Yeast doesn't really give you an alcoholic taste in bread. Little yeast activity doesn't give you much aroma, and high yeast activity gives you a bread-typical aroma based around thiols and even hints of ammonia. If you leave your dough to ferment until you can smell alcohol in it, it is no longer suitable for baking.
As to why you are sensing something alcohol-like, it is probable that it is the aromatics that were used have some alcoholic compound. Possible sources are
- the filling was soaked in alcohol (raisins are a candidate for that)
- the filling is orangeat or citronat, and was created either using alcohol or with added flavors that are reminiscent of alcohol-based flavors
- you are sensing the alcohol from the vanilla extract (which is very unlikely, unless you notice this effect in all baked goods made with vanilla extract)
- the producers used some aromas that imitate alcoholic beverages without actually containing alcohol. For example, there are additives that imitate rum, and these are frequently used in celebratory breads from different cultures. This can be combined with some of the factors above (e.g. raisins being soaked in a liquid using this kind of additive instead of real alcohol)
For all of these cases, it depends very strong on labeling laws whether the alcohol will be listed or not, so it is possible that real alcohol was used but not listed (e.g. if the labeling law doesn't require manufacturers to differentiated between "raisins" and "rum-soaked raisins").
How you repeat the exact taste depends on what the manufacturer actually used, but if you are just after some nice alcoholic taste that is frequently associated with pannetone, I would suggest buying a rum-tasting additive and using it in your dough.

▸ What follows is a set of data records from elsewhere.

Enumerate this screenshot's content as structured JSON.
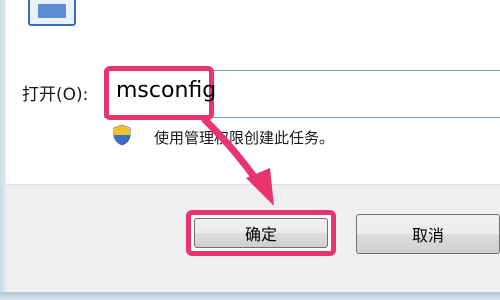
{
  "dialog": {
    "open_label": "打开(O):",
    "open_value": "msconfig",
    "admin_note": "使用管理权限创建此任务。",
    "ok_label": "确定",
    "cancel_label": "取消"
  },
  "icons": {
    "run": "run-dialog-icon",
    "shield": "uac-shield-icon"
  },
  "colors": {
    "highlight": "#e8356d",
    "accent": "#3a6fb3"
  }
}
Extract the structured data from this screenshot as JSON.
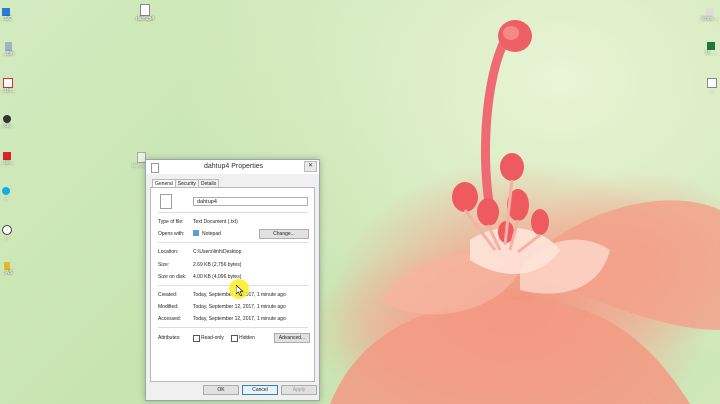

The above assumes that the taste you call "alcoholic" is really due to alcohol. If for some reason you describe the taste of yeast fermentation as "alcoholic" (which I think is the low probability here, especially since you want to imitate store bought products), the solution is to use more yeast than the recipe calls for, and shorter fermentation times at higher temperature. This will give you the thiol-ammonia aroma mentioned above.